The intent of laying out the timeline was also to show that it’s essentially inevitable, even where no additional changes are needed / have already been made based on RC’s, though maybe for shorter windows of inconvenience in most cases. It can happen on any kernel release other than the one after a new LTS is chosen, and even if it’s avoided with a timely zfs release following, that kernel will in turn probably be EoL before the next zfs release. They also have FreeBSD release cycles to work with.

Advocating for different release policies from either the kernel or zfs projects might, or might not, be worthwhile — but it’s not going to be so here.

Here, we need to understand the external reality and decide how to handle it in NixOS. There are good concrete suggestions in the thread, around improving documentation, and facilitating ways of keeping kernels from going backwards (directly or indirectly, at user risk).

1 Like

I don’t think it’s possible for latestCompatibleLinuxPackages to be both 1) useful and 2) unable to cause the kernel to go backwards. If it only ever points to the latest LTS, then it’s not useful because that’s already the default in NixOS. If it points to a non-LTS at any point, then it will go backwards if that kernel is EOL before ZFS supports the next one.

3 Likes

After there has been no answer that I consider valid in the matrix chat so far, let ask me again here:

Why do we have a grace period of many years for python 2.7, while kernels get removed on the day the EOL?

I’m not asking for keeping a kernel alive for another 3 years, I’m asking for another months, with a warning behind insecure or similar.

Make people aware that there might be a problem hitting them soon, rather than just pulling the rug under their feet… When the kernel gets downgraded without a word of a warning, affected users will possibly not even realize that they have a problem before the next reboot!

Py2 is hold tightly, despite a majority of python2Packages is not buildable anyway, because its removal might affect some IoT companies, that I never heard about before in IoT, nor nixpkgs context. But kernels are removed right now, affectiing real users, who ask how to solve thier computer not booting anymore.

I might sound a bout like a child that doesn’t get their candy, but I am just trying to understand why such different policies are applied.

5 Likes

I think you got a pretty good answer from @K900 on Matrix:

The reasoning is really that different packages have different maintainers and there’s no standardized policy and getting people to agree on a standardized policy is how you get depression

If you ask me, python 2 probably should be removed from nixpkgs. But I’m sure there are other nixpkgs contributors who would disagree.

I don’t really core whether it’s removed or not, though if some team argues against it’s removal because of potential use in industry, we can argue the same for the kernel, though there it’s not potential use, it’s effective use, and effectively blocking people when they get pulled the rug from below their feets.

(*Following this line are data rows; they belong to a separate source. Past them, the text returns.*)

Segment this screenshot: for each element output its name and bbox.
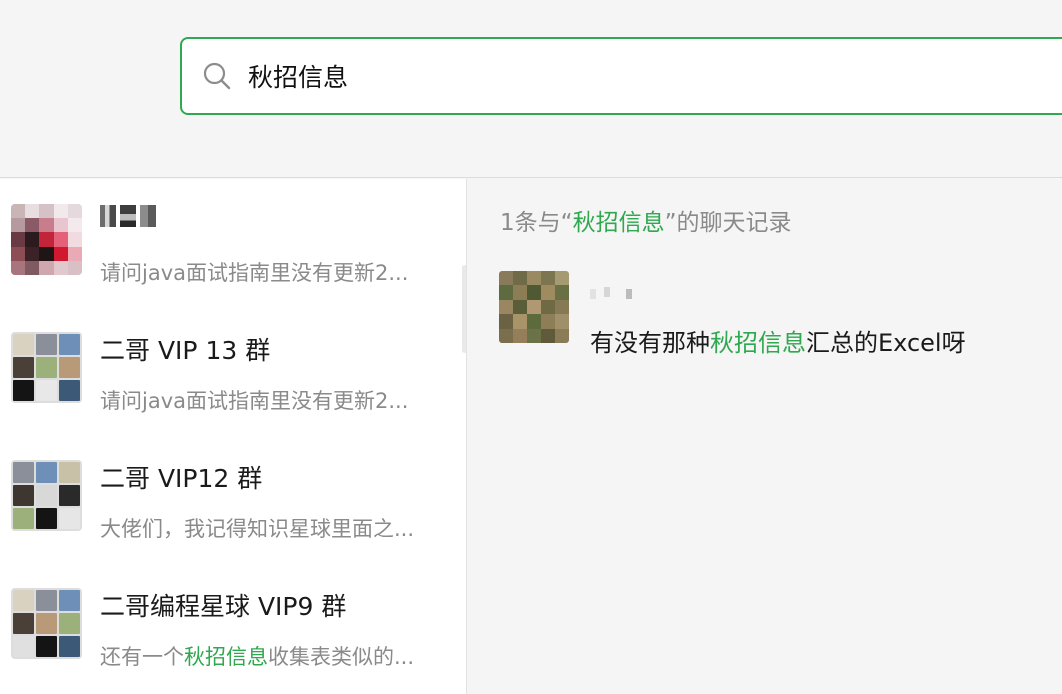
message-snippet: 请问java面试指南里没有更新2... (100, 261, 409, 285)
search-icon (202, 61, 232, 91)
message-snippet: 还有一个秋招信息收集表类似的... (100, 645, 415, 669)
contact-name-redacted (100, 203, 156, 233)
highlight-keyword: 秋招信息 (710, 329, 806, 357)
group-avatar (11, 332, 82, 403)
list-item[interactable]: 二哥 VIP12 群 大佬们，我记得知识星球里面之... (0, 435, 462, 563)
matched-message[interactable]: 有没有那种秋招信息汇总的Excel呀 (590, 323, 966, 358)
list-item[interactable]: 请问java面试指南里没有更新2... (0, 179, 462, 307)
sender-name-redacted (590, 283, 640, 303)
results-count-header: 1条与“秋招信息”的聊天记录 (500, 210, 792, 236)
conversation-list: 请问java面试指南里没有更新2... 二哥 VIP 13 群 请问java面试… (0, 179, 467, 694)
search-input[interactable] (248, 56, 1008, 96)
group-avatar (11, 460, 82, 531)
group-name: 二哥 VIP12 群 (100, 464, 263, 493)
avatar (11, 204, 82, 275)
highlight-keyword: 秋招信息 (184, 645, 268, 669)
list-scrollbar[interactable] (462, 265, 466, 353)
list-item[interactable]: 二哥编程星球 VIP9 群 还有一个秋招信息收集表类似的... (0, 563, 462, 691)
group-avatar (11, 588, 82, 659)
group-name: 二哥编程星球 VIP9 群 (100, 592, 347, 621)
group-name: 二哥 VIP 13 群 (100, 336, 271, 365)
message-snippet: 请问java面试指南里没有更新2... (100, 389, 409, 413)
highlight-keyword: 秋招信息 (572, 210, 665, 236)
search-results-panel: 1条与“秋招信息”的聊天记录 有没有那种秋招信息汇总的Excel呀 (468, 179, 1062, 694)
search-header (0, 0, 1062, 178)
search-box[interactable] (180, 37, 1062, 115)
list-item[interactable]: 二哥 VIP 13 群 请问java面试指南里没有更新2... (0, 307, 462, 435)
avatar (499, 271, 569, 343)
message-snippet: 大佬们，我记得知识星球里面之... (100, 517, 415, 541)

I’m fine with either policy. I just want to understand.

And it would be fine if there would be some documentation, rather than rural knowledge different per ecosystem.

1 Like

As linked above, there’s now (per-ecosystem) documentation since nixos/manual: document kernel backporting policy and implications of it by Ma27 · Pull Request #204780 · NixOS/nixpkgs · GitHub

because there is no entire ecosystem build on top of kernel 3.13 and completely breaks with anything newer.

that’s mostly because the python team does not care to much for python2 and more and more unused python2Packages things got removed over the time.

or GIMP. Also one of the node gyp tools refused to switch to python3 for a long time.

1 Like

I’m sure that’s just a throwaway number, but it’s not 3.13 (which is >8 years old), it’s 5.19 (a couple of months ago) and maybe 6.0 very soon (unless it gets picked as new LTS, I’m not sure what the plans are there yet).